Em contexto muito diferente, duas das grandes crises mundiais vigentes, o Afeganistão e o conflito israelense-palestino, ficaram fechadas em um fracasso permanente. Fracasso militar no Afeganistão, fracasso diplomático no conflito israelense-palestino.

No Afeganistão, o que acontece é que uma presença militar estrangeira, mesmo se no começo foi vista como um exército de libertação, rapidamente passou a ser percebida como um exército de ocupação. Essas tropas estrangeiras têm um comportamento que a população afegã julga agressivo. Em suma, o transplante não funcionou.

Podemos dizer que estamos em um caminho sem saída na medida em que a OTAN não pode sair vencida militarmente pelos talibãs. Mas também não vejo como, a curto ou médio prazo, a OTAN poderia vencer os talibãs.

Fala-se de "afeganizar" a guerra, o que poderia ser uma solução, mas ainda falta encontrar um governo afegão que seja sólido, sério e não corrupto. Com o governo de Hamid Karzai, esse não é o caso. Mas dado o que aconteceu com o segundo turno das eleições presidenciais, que foi anulada, não se pode apostar em uma racionalização do governo afegão.

Que estratégia o governo Obama poderia adotar nessas condições?

Temo que só haja más soluções, e é preciso escolher a que seja menos pior. Talvez, seja preciso manter a presença no Afeganistão ao mesmo tempo em que se capacita o exército afegão e, com certeza, exercer pressões mais sólidas sobre o presidente Karzai para que se reforme. Claro, cada vez que se faz uma observação ao mandatário, se denuncia a ingerência estrangeira e se joga a carta da independência nacional, o que é engraçado, porque, se as forças estrangeiras deixassem o país, Karzai não resistiria no poder mais de 48 horas.
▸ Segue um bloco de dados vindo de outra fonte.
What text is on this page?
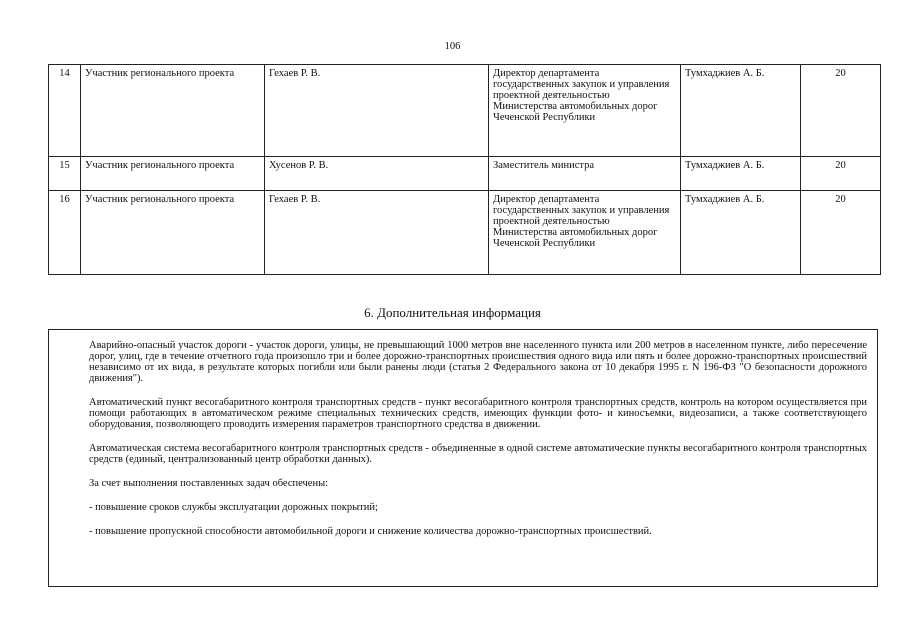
106
14	Участник регионального проекта	Гехаев Р. В.	Директор департамента государственных закупок и управления проектной деятельностью Министерства автомобильных дорог Чеченской Республики	Тумхаджиев А. Б.	20
15	Участник регионального проекта	Хусенов Р. В.	Заместитель министра	Тумхаджиев А. Б.	20
16	Участник регионального проекта	Гехаев Р. В.	Директор департамента государственных закупок и управления проектной деятельностью Министерства автомобильных дорог Чеченской Республики	Тумхаджиев А. Б.	20
6. Дополнительная информация

Аварийно-опасный участок дороги - участок дороги, улицы, не превышающий 1000 метров вне населенного пункта или 200 метров в населенном пункте, либо пересечение дорог, улиц, где в течение отчетного года произошло три и более дорожно-транспортных происшествия одного вида или пять и более дорожно-транспортных происшествий независимо от их вида, в результате которых погибли или были ранены люди (статья 2 Федерального закона от 10 декабря 1995 г. N 196-ФЗ "О безопасности дорожного движения").

Автоматический пункт весогабаритного контроля транспортных средств - пункт весогабаритного контроля транспортных средств, контроль на котором осуществляется при помощи работающих в автоматическом режиме специальных технических средств, имеющих функции фото- и киносъемки, видеозаписи, а также соответствующего оборудования, позволяющего проводить измерения параметров транспортного средства в движении.

Автоматическая система весогабаритного контроля транспортных средств - объединенные в одной системе автоматические пункты весогабаритного контроля транспортных средств (единый, централизованный центр обработки данных).

За счет выполнения поставленных задач обеспечены:

- повышение сроков службы эксплуатации дорожных покрытий;

- повышение пропускной способности автомобильной дороги и снижение количества дорожно-транспортных происшествий.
O conflito israelense-palestino se aproxima de outro abismo com o anúncio da renúncia do presidente da Autoridade Palestina, Mahmud Abbas, a partir do mês de janeiro. Um aliado interno vai embora empurrado pelos fracassos nas negociações com Israel.

Enquanto não houver uma autêntica pressão sobre Israel, o governo atual não negociará. Com muita habilidade, o primeiro-ministro israelense resistiu às demandas de congelamento da colonização. Mahmud Abbas tirou então as consequências do fracasso de sua estratégia: quis negociar com os israelenses mediante o apoio dos norte-americanos, mas não fez nenhum progresso concreto.

A retirada israelense da Faixa de Gaza ocorreu de forma unilateral. Acredito que se os norte-americanos não retiverem Mahmud Abbas, ele vai se retirar. A pressão exterior em torno de Israel não foi suficiente para que o governo israelense, que é o executivo mais à direita da história de Israel, negocie com seriedade.

Os israelenses dizem há anos que não podiam negociar com Arafat, porque ele era um terrorista, mas também não negociaram com Abbas, que não se apresentou como um terrorista. Foi um pretexto. Os israelenses têm o sentimento ilusório de que o tempo joga a seu favor, e que a política do fato consumado será frutífera.

Por que ilusório?

Israel não está deslocalizado, Israel vive no Oriente Médio, rodeado de países árabes onde a causa palestina torna-se cada dia mais um elemento de coesão do mundo árabe.